Tom Wolfe, the white-suited "New Journalist," satirist and fiction writer, ended his relationship with Farrar, Straus recently, signing with Little, Brown & Co. for a planned novel about Miami, "Back to Blood."
With sales for his most recent novel, "I Am Charlotte Simmons," well below those for his celebrated "The Bonfire of the Vanities," Wolfe and Farrar, Straus couldn't agree on terms for his next book. Wolfe wanted at least $5 million, more than Farrar was willing to risk.
"We have an old-fashioned model for publishing, which is to publish someone well and consistently for a long time," Farrar publisher Jonathan Galassi said. "That is a model that works well; it's when money rears its ugly head that you have a problem.
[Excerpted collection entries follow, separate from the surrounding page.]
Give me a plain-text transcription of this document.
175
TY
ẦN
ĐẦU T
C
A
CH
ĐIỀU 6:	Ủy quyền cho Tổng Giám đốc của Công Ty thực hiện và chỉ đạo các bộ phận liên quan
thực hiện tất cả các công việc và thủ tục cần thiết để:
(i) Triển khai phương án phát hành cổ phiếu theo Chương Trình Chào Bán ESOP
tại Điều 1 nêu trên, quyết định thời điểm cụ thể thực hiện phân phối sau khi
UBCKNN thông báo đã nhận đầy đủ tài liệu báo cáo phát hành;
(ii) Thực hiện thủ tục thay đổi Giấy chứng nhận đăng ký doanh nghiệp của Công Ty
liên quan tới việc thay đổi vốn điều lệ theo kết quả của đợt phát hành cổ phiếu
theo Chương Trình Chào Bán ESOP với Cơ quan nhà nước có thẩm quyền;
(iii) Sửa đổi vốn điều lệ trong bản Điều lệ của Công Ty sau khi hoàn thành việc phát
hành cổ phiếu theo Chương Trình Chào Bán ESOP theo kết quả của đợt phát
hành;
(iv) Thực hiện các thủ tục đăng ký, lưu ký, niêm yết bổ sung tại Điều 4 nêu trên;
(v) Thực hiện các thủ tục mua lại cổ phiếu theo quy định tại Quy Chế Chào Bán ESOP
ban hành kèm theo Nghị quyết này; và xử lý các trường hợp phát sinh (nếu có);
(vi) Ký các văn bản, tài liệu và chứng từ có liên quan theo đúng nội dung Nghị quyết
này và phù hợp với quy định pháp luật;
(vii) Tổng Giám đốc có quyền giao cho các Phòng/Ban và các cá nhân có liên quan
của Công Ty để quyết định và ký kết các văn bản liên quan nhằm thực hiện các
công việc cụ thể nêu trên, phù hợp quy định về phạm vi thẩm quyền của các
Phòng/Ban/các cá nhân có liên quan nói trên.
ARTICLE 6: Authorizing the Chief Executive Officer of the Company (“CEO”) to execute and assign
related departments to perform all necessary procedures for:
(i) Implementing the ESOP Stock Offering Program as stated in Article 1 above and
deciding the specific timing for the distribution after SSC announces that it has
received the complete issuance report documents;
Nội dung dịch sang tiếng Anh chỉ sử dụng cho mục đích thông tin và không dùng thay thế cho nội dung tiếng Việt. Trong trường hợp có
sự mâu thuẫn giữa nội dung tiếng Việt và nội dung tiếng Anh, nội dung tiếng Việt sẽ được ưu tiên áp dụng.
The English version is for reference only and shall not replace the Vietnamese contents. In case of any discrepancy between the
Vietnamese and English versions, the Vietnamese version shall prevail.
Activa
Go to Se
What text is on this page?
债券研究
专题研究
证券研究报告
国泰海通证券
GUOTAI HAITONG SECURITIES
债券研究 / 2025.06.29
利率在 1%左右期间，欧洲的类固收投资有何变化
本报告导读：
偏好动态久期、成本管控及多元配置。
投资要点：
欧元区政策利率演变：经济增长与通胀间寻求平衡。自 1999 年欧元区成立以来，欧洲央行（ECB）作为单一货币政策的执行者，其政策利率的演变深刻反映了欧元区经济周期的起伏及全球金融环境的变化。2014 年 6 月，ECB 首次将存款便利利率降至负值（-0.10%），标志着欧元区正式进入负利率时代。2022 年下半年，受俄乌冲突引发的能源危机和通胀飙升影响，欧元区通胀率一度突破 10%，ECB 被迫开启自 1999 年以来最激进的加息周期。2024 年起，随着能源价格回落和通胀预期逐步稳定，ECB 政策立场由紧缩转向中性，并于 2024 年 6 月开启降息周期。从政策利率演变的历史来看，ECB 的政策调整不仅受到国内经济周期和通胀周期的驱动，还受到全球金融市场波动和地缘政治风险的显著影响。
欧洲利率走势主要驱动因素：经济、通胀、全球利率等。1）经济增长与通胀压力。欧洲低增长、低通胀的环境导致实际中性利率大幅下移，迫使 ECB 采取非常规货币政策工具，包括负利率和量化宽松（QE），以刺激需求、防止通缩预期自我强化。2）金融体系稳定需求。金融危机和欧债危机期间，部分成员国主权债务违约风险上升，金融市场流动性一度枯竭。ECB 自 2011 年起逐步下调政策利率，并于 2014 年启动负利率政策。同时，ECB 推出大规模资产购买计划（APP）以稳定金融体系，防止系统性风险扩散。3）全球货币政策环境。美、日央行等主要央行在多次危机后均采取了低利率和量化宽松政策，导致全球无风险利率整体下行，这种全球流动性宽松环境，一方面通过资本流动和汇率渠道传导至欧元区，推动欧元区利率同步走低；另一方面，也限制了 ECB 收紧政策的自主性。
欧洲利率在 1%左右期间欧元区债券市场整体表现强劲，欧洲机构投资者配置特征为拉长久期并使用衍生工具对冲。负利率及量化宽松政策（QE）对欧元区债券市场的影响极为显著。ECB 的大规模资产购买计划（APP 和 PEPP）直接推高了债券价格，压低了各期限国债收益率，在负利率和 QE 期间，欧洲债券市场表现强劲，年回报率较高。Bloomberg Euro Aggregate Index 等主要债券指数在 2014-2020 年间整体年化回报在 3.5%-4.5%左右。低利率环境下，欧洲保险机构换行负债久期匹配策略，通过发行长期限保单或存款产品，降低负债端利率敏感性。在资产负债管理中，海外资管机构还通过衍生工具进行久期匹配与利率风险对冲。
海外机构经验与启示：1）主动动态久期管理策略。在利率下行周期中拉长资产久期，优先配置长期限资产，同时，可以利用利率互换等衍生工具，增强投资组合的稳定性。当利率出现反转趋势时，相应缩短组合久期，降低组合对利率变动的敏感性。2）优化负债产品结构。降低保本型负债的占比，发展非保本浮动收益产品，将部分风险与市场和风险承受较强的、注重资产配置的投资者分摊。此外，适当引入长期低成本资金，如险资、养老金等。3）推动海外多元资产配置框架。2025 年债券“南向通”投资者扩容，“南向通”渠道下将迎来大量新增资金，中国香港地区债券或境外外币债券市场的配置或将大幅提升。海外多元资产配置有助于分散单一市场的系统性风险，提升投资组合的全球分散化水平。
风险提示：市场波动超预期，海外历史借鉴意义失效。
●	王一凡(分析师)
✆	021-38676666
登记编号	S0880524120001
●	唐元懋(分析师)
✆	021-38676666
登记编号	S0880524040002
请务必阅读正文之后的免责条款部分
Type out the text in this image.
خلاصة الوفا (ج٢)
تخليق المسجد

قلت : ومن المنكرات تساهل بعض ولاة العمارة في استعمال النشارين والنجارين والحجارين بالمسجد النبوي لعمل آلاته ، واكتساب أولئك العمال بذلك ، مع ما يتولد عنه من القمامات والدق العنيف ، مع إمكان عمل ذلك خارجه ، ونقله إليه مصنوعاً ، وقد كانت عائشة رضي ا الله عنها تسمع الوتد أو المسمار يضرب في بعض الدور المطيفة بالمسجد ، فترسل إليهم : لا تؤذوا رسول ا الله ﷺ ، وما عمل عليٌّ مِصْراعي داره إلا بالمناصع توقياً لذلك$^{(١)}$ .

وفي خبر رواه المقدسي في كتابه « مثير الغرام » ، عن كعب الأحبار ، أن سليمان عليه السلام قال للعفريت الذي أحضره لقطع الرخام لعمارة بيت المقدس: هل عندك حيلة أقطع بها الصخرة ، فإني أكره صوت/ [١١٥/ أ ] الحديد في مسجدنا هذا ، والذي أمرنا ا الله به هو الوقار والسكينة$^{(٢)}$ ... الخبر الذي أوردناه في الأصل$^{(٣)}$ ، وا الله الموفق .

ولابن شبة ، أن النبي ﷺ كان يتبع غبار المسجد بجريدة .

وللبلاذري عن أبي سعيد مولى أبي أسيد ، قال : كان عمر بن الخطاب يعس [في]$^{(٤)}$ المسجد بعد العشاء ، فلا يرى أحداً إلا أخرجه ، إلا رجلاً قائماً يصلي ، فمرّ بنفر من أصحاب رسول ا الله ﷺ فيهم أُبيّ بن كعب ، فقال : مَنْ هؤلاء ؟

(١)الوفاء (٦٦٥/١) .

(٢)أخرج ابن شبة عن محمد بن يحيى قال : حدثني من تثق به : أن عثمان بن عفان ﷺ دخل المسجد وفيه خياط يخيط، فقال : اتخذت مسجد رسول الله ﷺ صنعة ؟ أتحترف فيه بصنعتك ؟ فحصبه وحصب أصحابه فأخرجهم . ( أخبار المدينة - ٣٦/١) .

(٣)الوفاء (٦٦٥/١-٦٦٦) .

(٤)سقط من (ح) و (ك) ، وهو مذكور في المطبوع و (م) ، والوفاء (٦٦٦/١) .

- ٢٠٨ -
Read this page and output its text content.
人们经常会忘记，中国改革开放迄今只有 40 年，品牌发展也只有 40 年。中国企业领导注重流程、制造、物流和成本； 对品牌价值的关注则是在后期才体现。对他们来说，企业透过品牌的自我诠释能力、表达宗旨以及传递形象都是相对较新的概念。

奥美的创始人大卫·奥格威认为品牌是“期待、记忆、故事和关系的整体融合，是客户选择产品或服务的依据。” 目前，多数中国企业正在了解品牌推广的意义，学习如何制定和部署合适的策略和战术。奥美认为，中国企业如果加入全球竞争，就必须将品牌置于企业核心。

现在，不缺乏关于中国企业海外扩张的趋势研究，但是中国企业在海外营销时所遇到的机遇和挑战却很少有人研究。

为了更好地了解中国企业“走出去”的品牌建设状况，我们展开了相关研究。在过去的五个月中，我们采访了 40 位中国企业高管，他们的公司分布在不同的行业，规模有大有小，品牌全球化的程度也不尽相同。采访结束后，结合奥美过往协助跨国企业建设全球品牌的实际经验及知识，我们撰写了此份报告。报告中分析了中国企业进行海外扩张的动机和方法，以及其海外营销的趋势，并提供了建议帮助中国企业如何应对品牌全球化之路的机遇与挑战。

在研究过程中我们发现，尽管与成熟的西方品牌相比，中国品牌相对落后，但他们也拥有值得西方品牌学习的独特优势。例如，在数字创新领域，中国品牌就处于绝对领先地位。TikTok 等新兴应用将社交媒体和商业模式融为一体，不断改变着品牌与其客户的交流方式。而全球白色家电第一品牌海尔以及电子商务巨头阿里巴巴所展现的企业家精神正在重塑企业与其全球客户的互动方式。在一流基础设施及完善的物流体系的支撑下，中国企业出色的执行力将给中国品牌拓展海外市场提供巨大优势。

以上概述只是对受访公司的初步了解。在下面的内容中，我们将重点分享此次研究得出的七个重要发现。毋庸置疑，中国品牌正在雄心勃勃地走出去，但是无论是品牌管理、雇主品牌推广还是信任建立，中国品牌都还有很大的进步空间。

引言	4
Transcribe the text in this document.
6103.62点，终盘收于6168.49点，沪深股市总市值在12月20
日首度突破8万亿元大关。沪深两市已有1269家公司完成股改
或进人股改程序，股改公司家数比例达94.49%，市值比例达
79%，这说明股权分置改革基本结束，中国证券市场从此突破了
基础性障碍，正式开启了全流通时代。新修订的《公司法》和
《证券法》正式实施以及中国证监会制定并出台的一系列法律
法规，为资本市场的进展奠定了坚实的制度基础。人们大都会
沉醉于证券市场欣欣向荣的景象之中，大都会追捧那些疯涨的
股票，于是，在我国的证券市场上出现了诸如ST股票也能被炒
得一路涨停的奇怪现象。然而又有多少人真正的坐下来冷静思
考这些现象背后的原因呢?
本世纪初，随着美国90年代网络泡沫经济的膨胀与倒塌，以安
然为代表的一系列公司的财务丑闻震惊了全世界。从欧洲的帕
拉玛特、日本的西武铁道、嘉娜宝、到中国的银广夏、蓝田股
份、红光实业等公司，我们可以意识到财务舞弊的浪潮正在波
And we had that with Tom."
Readers may not know, or care, whether an author sticks with Farrar, Straus or Little, Brown, but within the industry there is a long, proud history of writers who became inseparable from their publishers: John Steinbeck and Viking, William Styron and Random House, Ernest Hemingway and Scribner. Even Wolfe liked to call himself the "Cal Ripken" of the book world for his uninterrupted streak with Farrar, Straus longer, he noted, than Steinbeck's time with Viking.
The business is far larger, more fickle and more impersonal than when Wolfe first joined Farrar, in 1965, but most of the major publishers still have a core of veteran authors who have stayed in one place: David McCullough and Mary Higgins Clark at Simon & Schuster, Maya Angelou and E.L. Doctorow at Random House, Russell Banks and Tony Hillerman at HarperCollins.
Longevity can be a story of personal or professional loyalty. At Grove/Atlantic, publisher Morgan Entrekin and author P.J. O'Rourke are so close that Entrekin served as best man at O'Rourke's wedding. Studs Terkel has a decades-long bond with New Press publisher Andre Schiffrin, as does Angelou with editor Bob Loomis. Wolfe worked for years at Farrar, Straus with editor Pat Strachan, who will again handle the author at Little, Brown.